Für Urs Kryenbühl ist es auf seinem Weg zurück an die Weltspitze eine besonders harte Etappe – der Schwyzer quält sich mit dem Mountainbike über einige extrem steile Rampen in den Tessiner Bergen. «Gesundheitlich geht es mir sehr gut, aber konditionell habe ich noch einige Defizite», sagt der 26-Jährige. Dennoch erreicht er das Ziel in Tenero zeitgleich mit seinen Teamkollegen Niels Hintermann (25) und Lars Rösti (23) und gönnt sich danach eine Verschnaufpause an den Gestaden des Lago Maggiore.
Doch seine Pulsuhr schlägt noch mal richtig aus. Grund ist, dass sich Kryenbühl zusammen mit dem Blick-Team noch einmal seinen fürchterlichen Sturz beim Zielsprung der Hahnenkamm-Abfahrt in Kitzbühel anschaut. Die Bilder nehmen den 26-Jährige sichtlich mit. Es dauert lange, bis er die Worte wiederfindet: «Ich glaubte stets, dass mir mit genügend Vorlage auf einem Sprung nichts passieren kann. Aber vielleicht hatte ich hier zu viel Vorlage.»

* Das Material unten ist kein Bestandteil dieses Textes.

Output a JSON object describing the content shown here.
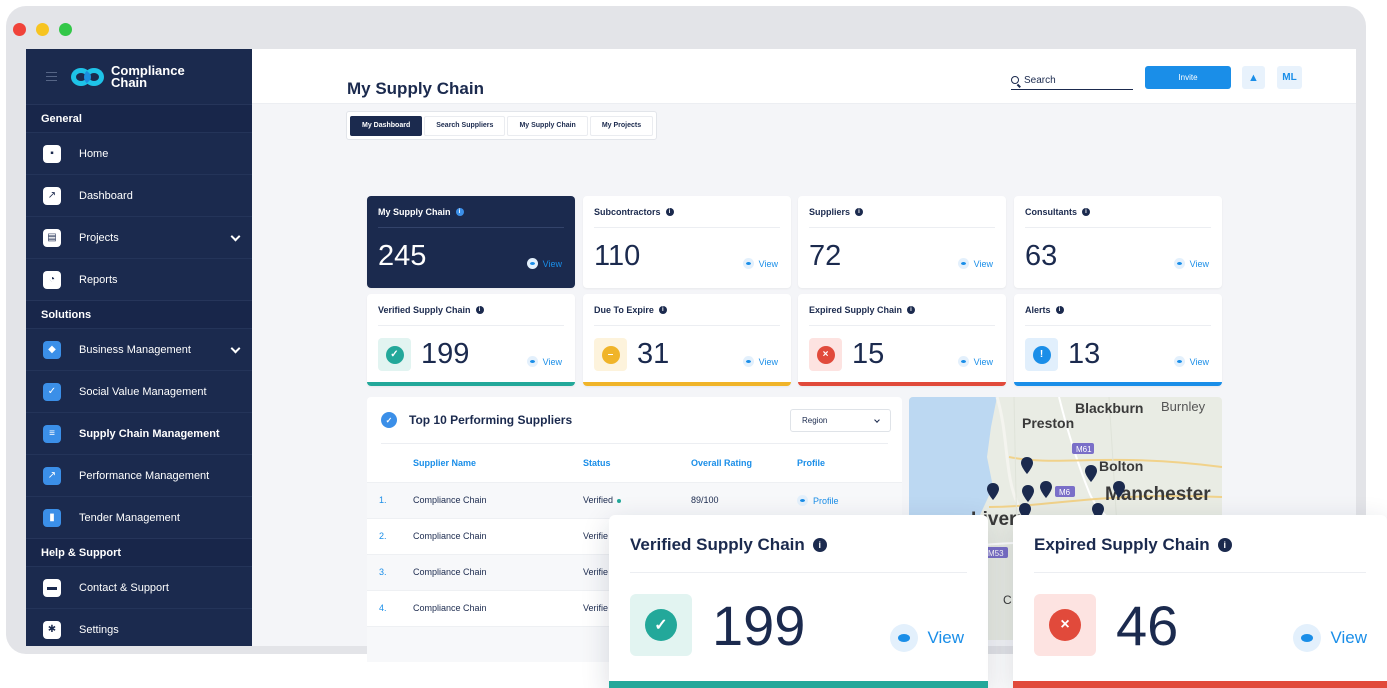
{
  "brand": {
    "line1": "Compliance",
    "line2": "Chain"
  },
  "colors": {
    "navy": "#1b2a4e",
    "accent": "#1a8ee8",
    "teal": "#23a89a",
    "amber": "#f0b429",
    "red": "#e14a3b"
  },
  "sidebar": {
    "general_label": "General",
    "general": [
      {
        "label": "Home",
        "icon": "grid-icon"
      },
      {
        "label": "Dashboard",
        "icon": "chart-icon"
      },
      {
        "label": "Projects",
        "icon": "building-icon"
      },
      {
        "label": "Reports",
        "icon": "pie-icon"
      }
    ],
    "solutions_label": "Solutions",
    "solutions": [
      {
        "label": "Business Management",
        "icon": "shield-icon"
      },
      {
        "label": "Social Value Management",
        "icon": "check-icon"
      },
      {
        "label": "Supply Chain Management",
        "icon": "list-icon"
      },
      {
        "label": "Performance Management",
        "icon": "arrow-icon"
      },
      {
        "label": "Tender Management",
        "icon": "doc-icon"
      }
    ],
    "help_label": "Help & Support",
    "help": [
      {
        "label": "Contact & Support",
        "icon": "chat-icon"
      },
      {
        "label": "Settings",
        "icon": "gear-icon"
      }
    ]
  },
  "topbar": {
    "search_label": "Search",
    "invite_label": "Invite",
    "avatar_initials": "ML"
  },
  "page": {
    "title": "My Supply Chain",
    "tabs": [
      "My Dashboard",
      "Search Suppliers",
      "My Supply Chain",
      "My Projects"
    ]
  },
  "cards": {
    "view_label": "View",
    "my_supply_chain": {
      "title": "My Supply Chain",
      "value": "245"
    },
    "subcontractors": {
      "title": "Subcontractors",
      "value": "110"
    },
    "suppliers": {
      "title": "Suppliers",
      "value": "72"
    },
    "consultants": {
      "title": "Consultants",
      "value": "63"
    },
    "verified": {
      "title": "Verified Supply Chain",
      "value": "199"
    },
    "due": {
      "title": "Due To Expire",
      "value": "31"
    },
    "expired": {
      "title": "Expired Supply Chain",
      "value": "15"
    },
    "alerts": {
      "title": "Alerts",
      "value": "13"
    }
  },
  "suppliers_table": {
    "title": "Top 10 Performing Suppliers",
    "region_label": "Region",
    "headers": [
      "Supplier Name",
      "Status",
      "Overall Rating",
      "Profile"
    ],
    "rows": [
      {
        "num": "1.",
        "name": "Compliance Chain",
        "status": "Verified",
        "rating": "89/100",
        "profile": "Profile"
      },
      {
        "num": "2.",
        "name": "Compliance Chain",
        "status": "Verifie"
      },
      {
        "num": "3.",
        "name": "Compliance Chain",
        "status": "Verifie"
      },
      {
        "num": "4.",
        "name": "Compliance Chain",
        "status": "Verifie"
      }
    ]
  },
  "map": {
    "labels": [
      "Blackburn",
      "Burnley",
      "Preston",
      "Bolton",
      "Manchester",
      "Liverp",
      "C"
    ],
    "road_labels": [
      "M61",
      "M6",
      "M53"
    ]
  },
  "big_cards": {
    "view_label": "View",
    "verified": {
      "title": "Verified Supply Chain",
      "value": "199"
    },
    "expired": {
      "title": "Expired Supply Chain",
      "value": "46"
    }
  }
}
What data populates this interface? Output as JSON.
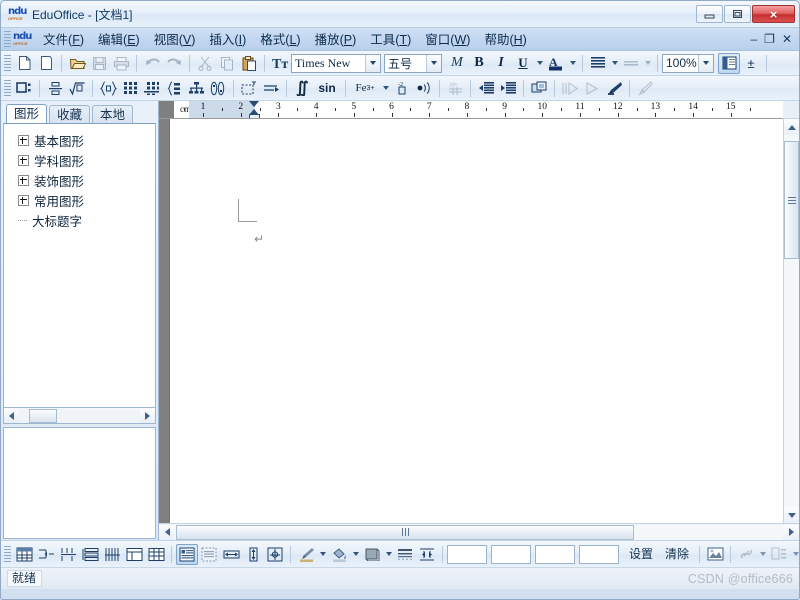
{
  "window": {
    "title": "EduOffice - [文档1]",
    "logo_top": "ndu",
    "logo_bottom": "OFFICE",
    "buttons": {
      "minimize": "minimize-button",
      "maximize": "maximize-button",
      "close": "×"
    },
    "mdi_buttons": {
      "minimize": "–",
      "restore": "❐",
      "close": "✕"
    }
  },
  "menu": {
    "items": [
      {
        "label": "文件",
        "accel": "F"
      },
      {
        "label": "编辑",
        "accel": "E"
      },
      {
        "label": "视图",
        "accel": "V"
      },
      {
        "label": "插入",
        "accel": "I"
      },
      {
        "label": "格式",
        "accel": "L"
      },
      {
        "label": "播放",
        "accel": "P"
      },
      {
        "label": "工具",
        "accel": "T"
      },
      {
        "label": "窗口",
        "accel": "W"
      },
      {
        "label": "帮助",
        "accel": "H"
      }
    ]
  },
  "toolbar_standard": {
    "buttons": [
      "new-document-icon",
      "new-blank-icon",
      "open-folder-icon",
      "save-icon",
      "print-icon",
      "undo-icon",
      "redo-icon",
      "cut-scissors-icon",
      "copy-icon",
      "paste-icon"
    ],
    "font_icon": "font-format-icon",
    "font_name": "Times New ",
    "font_size": "五号",
    "style_buttons": [
      "math-italic-icon",
      "bold-icon",
      "italic-icon",
      "underline-icon"
    ],
    "bold_label": "B",
    "italic_label": "I",
    "underline_label": "U",
    "math_label": "M",
    "font_color_icon": "font-color-icon",
    "align_icon": "align-justify-icon",
    "line_spacing_icon": "line-spacing-icon",
    "zoom_value": "100%",
    "page_layout_icon": "page-layout-icon",
    "plusminus_label": "±"
  },
  "toolbar_formula": {
    "buttons": [
      "template-box-icon",
      "fraction-icon",
      "radical-icon",
      "braces-icon",
      "matrix-icon",
      "matrix-plus-icon",
      "cases-icon",
      "tree-diagram-icon",
      "binomial-icon",
      "dashed-box-icon",
      "arrow-over-icon",
      "integral-icon",
      "sin-function-icon",
      "subsuperscript-icon",
      "limit-icon",
      "chem-bond-icon",
      "audio-icon",
      "grid-pin-icon",
      "indent-decrease-icon",
      "indent-increase-icon",
      "object-stack-icon",
      "play-step-icon",
      "play-icon",
      "highlight-pen-icon",
      "pencil-icon"
    ],
    "sin_label": "sin",
    "fe_label": "Fe",
    "fe_sup": "3+"
  },
  "sidebar": {
    "tabs": [
      {
        "label": "图形",
        "selected": true
      },
      {
        "label": "收藏",
        "selected": false
      },
      {
        "label": "本地",
        "selected": false
      }
    ],
    "tree": [
      {
        "label": "基本图形",
        "type": "node"
      },
      {
        "label": "学科图形",
        "type": "node"
      },
      {
        "label": "装饰图形",
        "type": "node"
      },
      {
        "label": "常用图形",
        "type": "node"
      },
      {
        "label": "大标题字",
        "type": "leaf"
      }
    ]
  },
  "ruler": {
    "unit": "cm",
    "ticks": [
      "1",
      "2",
      "3",
      "4",
      "5",
      "6",
      "7",
      "8",
      "9",
      "10",
      "11",
      "12",
      "13",
      "14",
      "15"
    ]
  },
  "document": {
    "paragraph_mark": "↵"
  },
  "bottom_toolbar": {
    "buttons": [
      "insert-table-icon",
      "split-cells-icon",
      "merge-cells-icon",
      "table-rows-icon",
      "table-columns-icon",
      "table-properties-icon",
      "table-grid-icon",
      "text-box-icon",
      "shaded-box-icon",
      "distribute-horizontal-icon",
      "distribute-vertical-icon",
      "align-center-icon",
      "line-color-icon",
      "fill-color-icon",
      "shape-fill-icon",
      "line-style-icon",
      "resize-icon",
      "picture-icon",
      "link-icon",
      "group-icon",
      "shadow-icon",
      "rotate-icon"
    ],
    "settings_label": "设置",
    "clear_label": "清除",
    "swatch_count": 4
  },
  "statusbar": {
    "message": "就绪",
    "watermark": "CSDN @office666"
  },
  "colors": {
    "accent": "#2b4a70",
    "menu_bg": "#c3d7f0",
    "close_red": "#c62f2f",
    "page_bg": "#ffffff",
    "canvas_gray": "#808080"
  }
}
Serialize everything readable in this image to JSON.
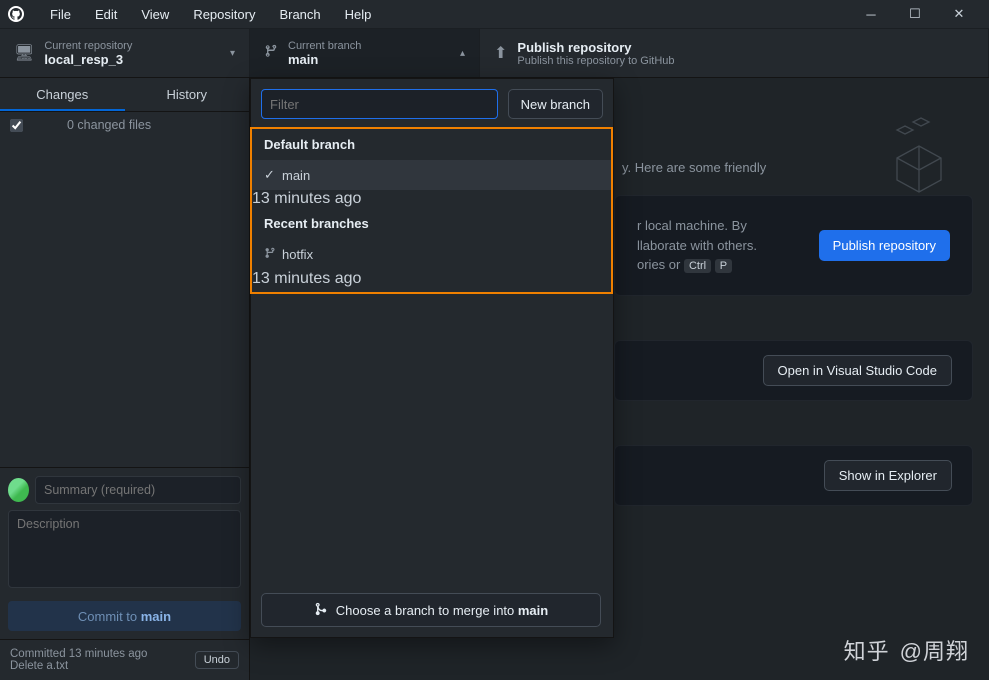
{
  "menu": {
    "file": "File",
    "edit": "Edit",
    "view": "View",
    "repository": "Repository",
    "branch": "Branch",
    "help": "Help"
  },
  "toolbar": {
    "repo_label": "Current repository",
    "repo_name": "local_resp_3",
    "branch_label": "Current branch",
    "branch_name": "main",
    "publish_title": "Publish repository",
    "publish_sub": "Publish this repository to GitHub"
  },
  "sidebar": {
    "tab_changes": "Changes",
    "tab_history": "History",
    "files_header": "0 changed files",
    "summary_placeholder": "Summary (required)",
    "description_placeholder": "Description",
    "commit_prefix": "Commit to ",
    "commit_branch": "main",
    "meta_line1": "Committed 13 minutes ago",
    "meta_line2": "Delete a.txt",
    "undo": "Undo"
  },
  "dropdown": {
    "filter_placeholder": "Filter",
    "new_branch": "New branch",
    "section_default": "Default branch",
    "section_recent": "Recent branches",
    "branches": [
      {
        "name": "main",
        "time": "13 minutes ago",
        "selected": true
      },
      {
        "name": "hotfix",
        "time": "13 minutes ago",
        "selected": false
      }
    ],
    "merge_label_pre": "Choose a branch to merge into ",
    "merge_branch": "main"
  },
  "content": {
    "hint_tail": "y. Here are some friendly",
    "card1_line1": "r local machine. By",
    "card1_line2": "llaborate with others.",
    "card1_line3_pre": "ories or ",
    "kbd_ctrl": "Ctrl",
    "kbd_p": "P",
    "publish_btn": "Publish repository",
    "vscode_btn": "Open in Visual Studio Code",
    "explorer_btn": "Show in Explorer"
  },
  "watermark": {
    "brand": "知乎",
    "at": "@周翔"
  }
}
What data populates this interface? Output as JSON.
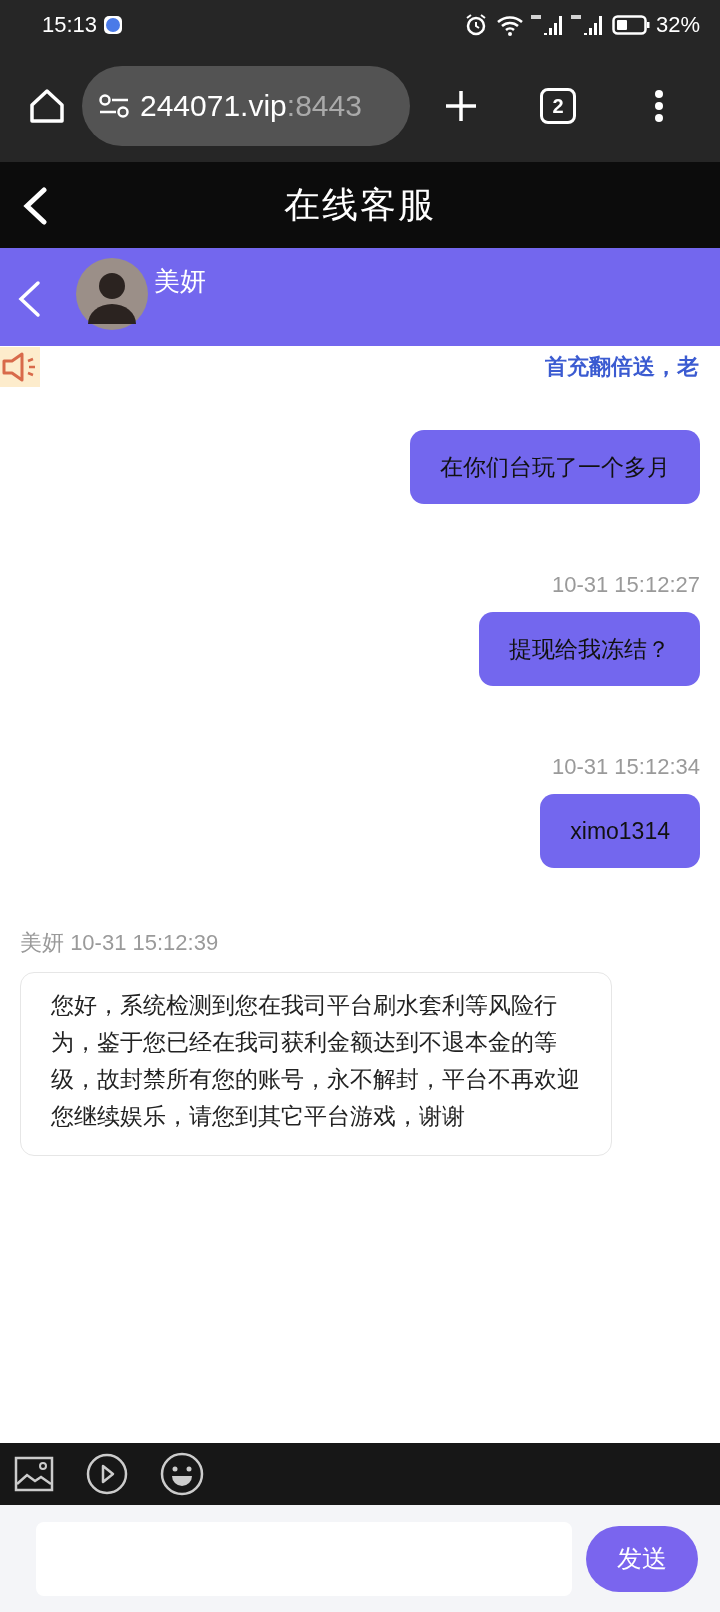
{
  "status_bar": {
    "time": "15:13",
    "battery": "32%"
  },
  "browser": {
    "url_host": "244071.vip",
    "url_port": ":8443",
    "tab_count": "2"
  },
  "page": {
    "title": "在线客服"
  },
  "chat_header": {
    "agent_name": "美妍"
  },
  "notice": {
    "text": "首充翻倍送，老"
  },
  "messages": [
    {
      "kind": "sent",
      "text": "在你们台玩了一个多月"
    },
    {
      "kind": "sent",
      "time": "10-31 15:12:27",
      "text": "提现给我冻结？"
    },
    {
      "kind": "sent",
      "time": "10-31 15:12:34",
      "text": "ximo1314"
    },
    {
      "kind": "received",
      "sender": "美妍",
      "time": "10-31 15:12:39",
      "text": "您好，系统检测到您在我司平台刷水套利等风险行为，鉴于您已经在我司获利金额达到不退本金的等级，故封禁所有您的账号，永不解封，平台不再欢迎您继续娱乐，请您到其它平台游戏，谢谢"
    }
  ],
  "composer": {
    "send_button": "发送"
  }
}
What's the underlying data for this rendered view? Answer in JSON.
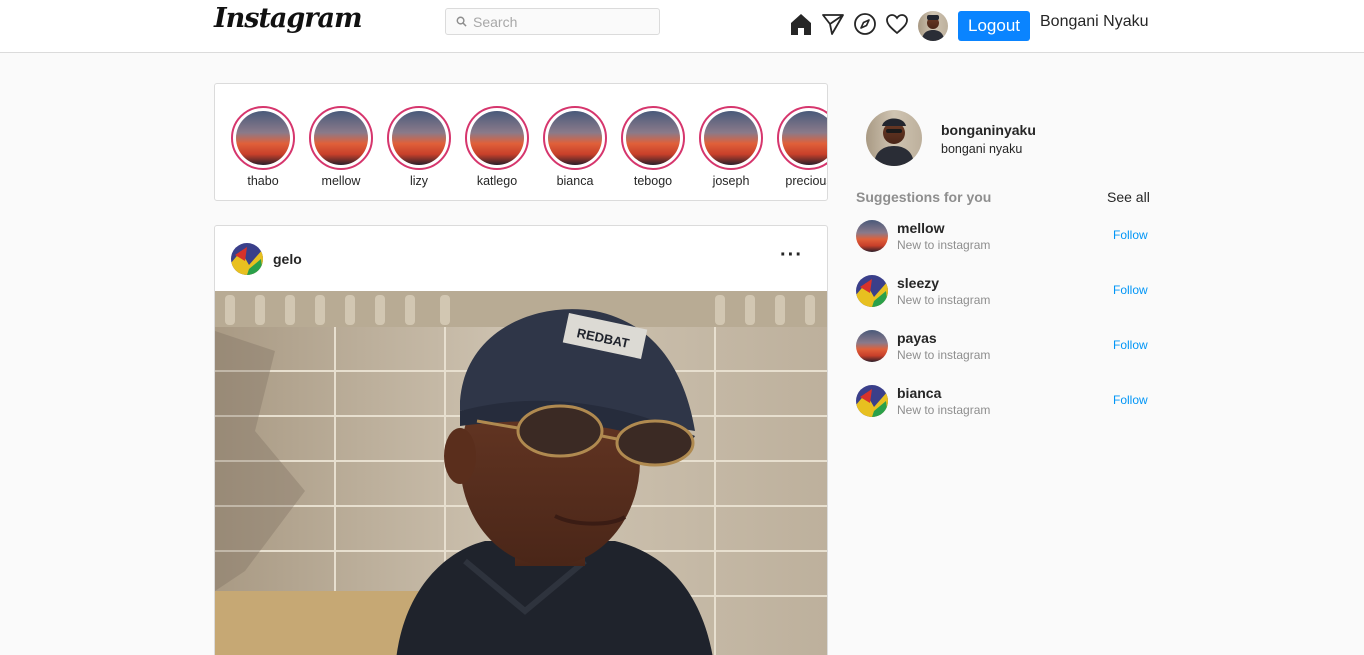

Längeres Leiden wegen geizigen Ösis
An die Zeit unmittelbar nach dem Sturz kann sich Kryenbühl nicht mehr erinnern. Der Unteriberger hatte einen Filmriss von ungefähr 45 Minuten. «Mein Erinnerungsvermögen setzte erst dann wieder ein, als man mich in Österreich ins Spital trug.»
Wieder klar in Gedanken, wollte Kryenbühl damals sofort mit seinen Liebsten Kontakt aufnehmen: «Ich wollte ihnen so schnell wie möglich mitteilen, dass es mir den Umständen entsprechend gut gehe. Dummerweise wollte mir vom Spital-Personal niemand das Handy leihen, weil ihnen ein Anruf ins Ausland offensichtlich zu teuer war.» Deshalb dauerte die Ungewissheit bei den Angehörigen länger, als es nötig war. Die Freundin hörte Urs' Stimme als erste: «Ihre Nummer war einer der wenigen, die ich auswendig wusste.»
Die heilenden Hände des «Schwiegervaters»
Auch der Vater seiner Freundin hat inzwischen einen ganz wichtigen Part in der Genesung von Urs eingenommen. Er ist Naturarzt und hat den Kreuz- und Innenbandriss ohne Operation mit alternativen Methoden behandelt. Offensichtlich erfolgreich. Kryenbühl: «Meinem Knie geht es wirklich sehr gut. Letzte Woche habe ich zwei Stunden lang Tennis gespielt und hatte keine negativen Reaktionen.»
Inzwischen hat Kryenbühl Mitte März auf dem Hoch-Ybrig auch erste Schwünge auf den Ski gemacht. Er ist also auf gutem Weg zurück, stellt sich allerdings die Frage nach der mentalen Stärke. Wie viel Bammel hat er vor seiner Rückkehr nach Kitzbühel? «Ich denke schon, dass ich dort vor dem ersten Training ziemlich nervös sein werde. Trotzdem überwiegt die Vorfreude, weil ich mir sicher bin, dass mir die Streif eigentlich liegt.»
Dass er sich mit Unglücksstrecken schnell versöhnen kann, hat Urs Kryenbühl ja schon einmal bewiesen. «2015 bin ich im Europacup im italienischen Sella Nevea ebenfalls sehr schwer gestürzt. 2019 kehrte ich auf diese Piste zurück und war brutal nervös. Dann habe ich dieses Rennen aber gewonnen. Das betrachte ich als gutes Omen für mein Comeback in Kitzbühel.